Osisko Mining (OBNNF)
I’m often hesitant to buy shares of commodity-based firms when insiders do. Many mining, metals and agriculture executives are equally in the dark when it comes to predicting long-run commodity prices.
Osisko Mining however, deserves an exception. The Canadian-based mineral exploration company has more going for it than gold and zinc prices. Just look at the insider buying:
- CEO and Chairman John Burzynski bought CAD 36,600
- President Mathieu Savard bought CAD 15,000
- COO Donald Njegovan bought CAD 18,800
- CFO Blair Zaritsky bought $13,500 (USD)
That’s because exploration companies are a lot like biotech firms — their shares tend to go bananas when they make a new discovery.
And I suspect that right now, Osisko executives know something that we don’t (Hint: it likely involves a new mining site).
Some might wonder: isn’t discovering a new drug or gold mine a material event that bans executives from trading stock? In a sense, yes. You won’t find executives receiving finalized survey results and then immediately calling their broker.
Often, however, mining professionals don’t need finalized data to make decisions. When you know what rich veins look like, initial surveys are often enough to say “hey, maybe there’s gold in them hills.”
Osisko shares are priced at less than $2, barely above book value. A new discovery will easily send shares up 200% or more.
Biomea Fusion (BMEA)
Occasionally, insider buying represents a slower-burning catalyst. And Biomea Fusion is a stock that fits that bill.
This promising cancer research firm went public in April at $20. But as the excitement wore off, share prices started to sink.
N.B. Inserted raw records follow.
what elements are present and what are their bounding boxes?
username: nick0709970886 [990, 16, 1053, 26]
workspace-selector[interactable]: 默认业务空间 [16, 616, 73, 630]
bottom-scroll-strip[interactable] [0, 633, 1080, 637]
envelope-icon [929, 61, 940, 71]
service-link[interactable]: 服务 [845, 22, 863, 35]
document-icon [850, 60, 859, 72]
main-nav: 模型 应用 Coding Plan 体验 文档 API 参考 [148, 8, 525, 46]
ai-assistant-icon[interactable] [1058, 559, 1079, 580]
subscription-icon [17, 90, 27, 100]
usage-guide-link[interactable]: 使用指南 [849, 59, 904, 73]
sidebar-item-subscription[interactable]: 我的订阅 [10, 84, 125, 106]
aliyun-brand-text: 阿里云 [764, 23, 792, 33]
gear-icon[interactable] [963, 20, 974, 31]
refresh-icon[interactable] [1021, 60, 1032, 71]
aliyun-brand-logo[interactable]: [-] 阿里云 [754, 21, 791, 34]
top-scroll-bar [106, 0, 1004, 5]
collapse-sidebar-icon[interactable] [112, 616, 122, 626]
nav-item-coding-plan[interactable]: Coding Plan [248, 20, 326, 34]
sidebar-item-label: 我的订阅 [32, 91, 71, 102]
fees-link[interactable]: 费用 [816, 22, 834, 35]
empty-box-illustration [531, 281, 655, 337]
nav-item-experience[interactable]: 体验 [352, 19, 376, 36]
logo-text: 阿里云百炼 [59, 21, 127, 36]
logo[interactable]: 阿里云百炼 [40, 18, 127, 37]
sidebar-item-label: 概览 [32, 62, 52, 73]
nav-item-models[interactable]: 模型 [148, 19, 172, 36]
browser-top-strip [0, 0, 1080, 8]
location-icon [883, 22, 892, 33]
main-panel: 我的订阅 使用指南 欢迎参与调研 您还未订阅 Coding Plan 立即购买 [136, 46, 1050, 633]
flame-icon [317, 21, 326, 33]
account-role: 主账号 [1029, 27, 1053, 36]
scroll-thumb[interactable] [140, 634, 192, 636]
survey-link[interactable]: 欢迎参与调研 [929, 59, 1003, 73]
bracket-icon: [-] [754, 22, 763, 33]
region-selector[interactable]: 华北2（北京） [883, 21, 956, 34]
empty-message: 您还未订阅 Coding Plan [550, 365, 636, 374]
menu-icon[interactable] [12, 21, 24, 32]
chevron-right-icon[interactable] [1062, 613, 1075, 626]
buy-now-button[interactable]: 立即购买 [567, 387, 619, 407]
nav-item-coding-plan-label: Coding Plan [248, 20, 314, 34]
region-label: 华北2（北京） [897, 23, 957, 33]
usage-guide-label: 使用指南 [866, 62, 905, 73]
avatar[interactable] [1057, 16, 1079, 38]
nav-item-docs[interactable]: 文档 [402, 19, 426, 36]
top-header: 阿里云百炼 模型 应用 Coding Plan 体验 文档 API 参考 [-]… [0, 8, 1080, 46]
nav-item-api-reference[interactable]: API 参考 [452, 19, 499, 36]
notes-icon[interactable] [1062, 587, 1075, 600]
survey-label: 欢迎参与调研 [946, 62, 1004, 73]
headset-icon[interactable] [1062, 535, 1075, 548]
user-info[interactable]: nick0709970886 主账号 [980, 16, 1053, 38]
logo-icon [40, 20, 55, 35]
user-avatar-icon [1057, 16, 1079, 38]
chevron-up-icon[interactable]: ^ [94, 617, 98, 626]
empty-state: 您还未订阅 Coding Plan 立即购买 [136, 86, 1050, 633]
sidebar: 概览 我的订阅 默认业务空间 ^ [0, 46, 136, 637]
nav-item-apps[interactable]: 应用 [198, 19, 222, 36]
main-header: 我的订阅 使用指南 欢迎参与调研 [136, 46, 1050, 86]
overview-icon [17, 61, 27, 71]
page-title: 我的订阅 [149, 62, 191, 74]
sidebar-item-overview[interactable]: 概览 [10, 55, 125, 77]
Investors can now buy BMEA for under $10 today.
Yet insiders clearly sense an opportunity:
- CEO Thomas Butler bought $3.6 million
- COO/President Rainer Erdtmann bought $312,000
- Director Sotirios Stergiopoulos bought $380,000
I’m also on board. Biomea’s medical director, CEO and president all hail from Pharmacyclics, the firm that developed blockbuster drug Imbruvica and was subsequently bought by Abbvie for $21 billion. And BMEA’s lead drug candidate — a Menin-MLL inhibitor — uses a pathway that other studies have confirmed efficacy in leukemia treatment.
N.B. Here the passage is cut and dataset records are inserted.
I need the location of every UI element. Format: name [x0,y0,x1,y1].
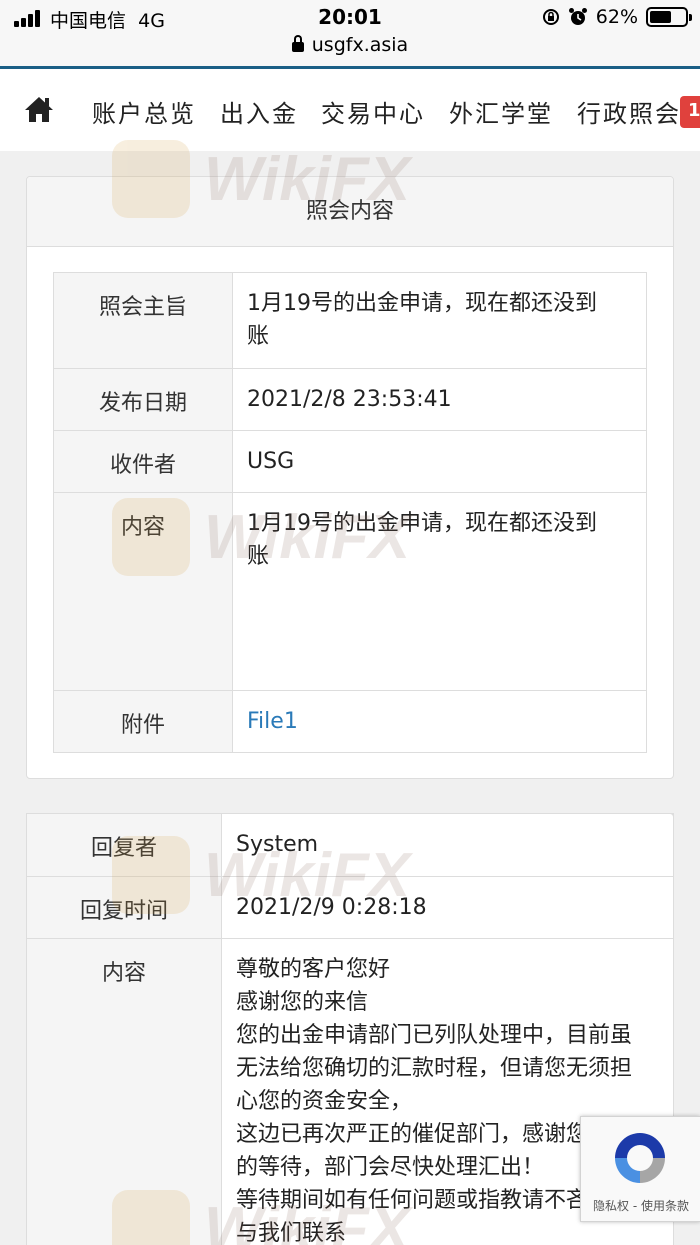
rotation-lock-icon [542,9,559,25]
replier-label: 回复者 [26,813,222,877]
battery-percent: 62% [595,6,638,28]
reply-time-value: 2021/2/9 0:28:18 [221,876,674,939]
table-row: 回复时间 2021/2/9 0:28:18 [26,876,674,939]
table-row: 内容 尊敬的客户您好 感谢您的来信 您的出金申请部门已列队处理中，目前虽无法给您… [26,938,674,1245]
recipient-value: USG [232,430,647,493]
nav-item-deposit-withdraw[interactable]: 出入金 [220,94,298,129]
recaptcha-privacy-link[interactable]: 隐私权 [593,1199,629,1213]
status-bar: 中国电信 4G 20:01 62% [0,0,700,36]
reply-line: 尊敬的客户您好 [236,957,391,982]
lock-icon [291,35,304,52]
nav-item-trading-center[interactable]: 交易中心 [321,94,425,129]
recaptcha-logo-icon [615,1133,665,1183]
subject-label: 照会主旨 [53,272,233,369]
subject-value: 1月19号的出金申请，现在都还没到账 [232,272,647,369]
reply-time-label: 回复时间 [26,876,222,939]
notice-count-badge: 1 [680,96,700,128]
reply-line: 您的出金申请部门已列队处理中，目前虽无法给您确切的汇款时程，但请您无须担心您的资… [236,1023,633,1114]
main-nav: 账户总览 出入金 交易中心 外汇学堂 行政照会 [0,69,700,151]
notice-panel-title: 照会内容 [27,177,673,247]
table-row: 回复者 System [26,813,674,877]
replier-value: System [221,813,674,877]
recaptcha-terms-link[interactable]: 使用条款 [641,1199,689,1213]
recipient-label: 收件者 [53,430,233,493]
reply-content-label: 内容 [26,938,222,1245]
content-value: 1月19号的出金申请，现在都还没到账 [232,492,647,691]
table-row: 内容 1月19号的出金申请，现在都还没到账 [53,492,647,691]
battery-icon [646,7,692,27]
table-row: 发布日期 2021/2/8 23:53:41 [53,368,647,431]
recaptcha-links: 隐私权 - 使用条款 [593,1199,689,1213]
table-row: 收件者 USG [53,430,647,493]
notice-table: 照会主旨 1月19号的出金申请，现在都还没到账 发布日期 2021/2/8 23… [53,272,647,753]
publish-date-label: 发布日期 [53,368,233,431]
table-row: 照会主旨 1月19号的出金申请，现在都还没到账 [53,272,647,369]
attachment-link[interactable]: File1 [247,709,298,734]
alarm-icon [568,8,587,25]
publish-date-value: 2021/2/8 23:53:41 [232,368,647,431]
attachment-label: 附件 [53,690,233,753]
reply-panel: 回复者 System 回复时间 2021/2/9 0:28:18 内容 尊敬的客… [26,813,674,1245]
reply-table: 回复者 System 回复时间 2021/2/9 0:28:18 内容 尊敬的客… [26,813,674,1245]
notice-panel: 照会内容 照会主旨 1月19号的出金申请，现在都还没到账 发布日期 2021/2… [26,176,674,779]
reply-line: 感谢您的来信 [236,990,369,1015]
nav-item-forex-school[interactable]: 外汇学堂 [449,94,553,129]
browser-chrome: 中国电信 4G 20:01 62% usgfx.asia [0,0,700,68]
recaptcha-badge[interactable]: 隐私权 - 使用条款 [580,1116,700,1222]
nav-item-account-overview[interactable]: 账户总览 [92,94,196,129]
home-icon[interactable] [24,95,54,123]
url-text: usgfx.asia [311,34,409,56]
nav-item-admin-notice[interactable]: 行政照会 [577,94,681,129]
content-label: 内容 [53,492,233,691]
table-row: 附件 File1 [53,690,647,753]
address-bar[interactable]: usgfx.asia [0,34,700,56]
Though Biomea only filed its IND in mid-September, don’t bother waiting for Phase-1 clinical trials: BMEA’s $10 price tag looks like an excellent long-term Moonshot bet to make.
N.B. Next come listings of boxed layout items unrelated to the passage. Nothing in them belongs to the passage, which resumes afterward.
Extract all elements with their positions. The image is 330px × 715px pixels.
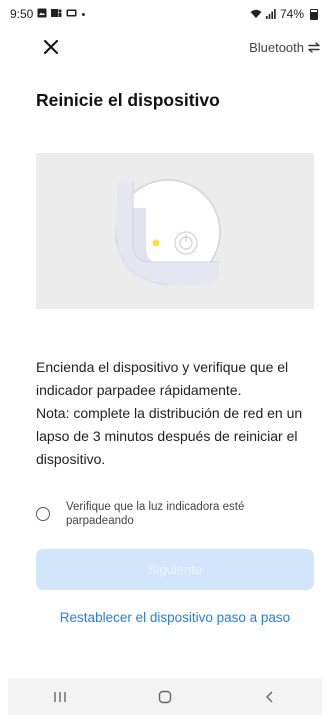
swap-arrows-icon — [308, 41, 320, 53]
close-icon — [44, 40, 58, 54]
next-button[interactable]: Siguiente — [36, 549, 314, 590]
status-right: 74% — [250, 7, 318, 21]
confirm-label: Verifique que la luz indicadora esté par… — [66, 501, 245, 527]
back-icon — [265, 691, 273, 702]
instructions: Encienda el dispositivo y verifique que … — [36, 356, 314, 471]
status-time: 9:50 — [10, 7, 34, 21]
battery-percent: 74% — [279, 7, 304, 21]
confirm-radio[interactable] — [36, 507, 50, 521]
page-title: Reinicie el dispositivo — [36, 90, 220, 110]
battery-icon — [310, 8, 318, 20]
dot-icon: • — [81, 8, 87, 21]
signal-icon — [265, 9, 276, 19]
confirm-row[interactable]: Verifique que la luz indicadora esté par… — [36, 500, 306, 528]
connection-label: Bluetooth — [249, 39, 304, 55]
teams-icon — [51, 8, 63, 17]
connection-mode-switch[interactable]: Bluetooth — [249, 40, 320, 55]
app-icon — [66, 9, 77, 16]
recent-apps-icon — [54, 691, 67, 702]
status-bar: 9:50 • 74% — [0, 0, 330, 28]
instruction-note: Nota: complete la distribución de red en… — [36, 405, 303, 467]
notification-icons: • — [37, 8, 86, 21]
recent-apps-button[interactable] — [40, 682, 80, 712]
device-illustration — [36, 153, 314, 309]
home-button[interactable] — [145, 682, 185, 712]
device-power-indicator-icon — [115, 179, 221, 286]
close-button[interactable] — [40, 36, 62, 58]
instruction-text: Encienda el dispositivo y verifique que … — [36, 359, 289, 398]
navigation-bar — [8, 678, 322, 715]
wifi-icon — [250, 9, 262, 18]
top-bar: Bluetooth — [0, 32, 330, 62]
back-button[interactable] — [250, 682, 290, 712]
status-left: 9:50 • — [10, 7, 86, 21]
reset-device-link[interactable]: Restablecer el dispositivo paso a paso — [0, 610, 330, 625]
gallery-icon — [37, 8, 47, 17]
home-icon — [158, 690, 172, 703]
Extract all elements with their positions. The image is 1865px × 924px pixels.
Volt Information Sciences (VOLT)
Finally, we have Volt Information Sciences, a staffing company whose stock has seesawed between $1 and $40 for the past three decades.
I personally love these types of bets because you can make money even if the stock goes nowhere. And the insiders apparently agree with me, given that they bought shares between $3 and $3.50:
- CEO Linda Perneau bought $10,000
- SVP Nancy Avedissian bought $8,500
- CFO Herber Mueller bought $10,000
- Director Bruce Goodman bought $16,750
- Director Arnold Ursaner bought $16,500
- Director William Grubbs bought $34,000
The tightening labor market is a likely culprit. Employers tend to shell out when labor is scarce; outfits like Volt benefit as long as they can pass fees through to employers.
On the original date of publication, Tom Yeung did not have (either directly or indirectly) any positions in the securities mentioned in this article.
Tom Yeung, CFA, is a registered investment advisor on a mission to bring simplicity to the world of investing.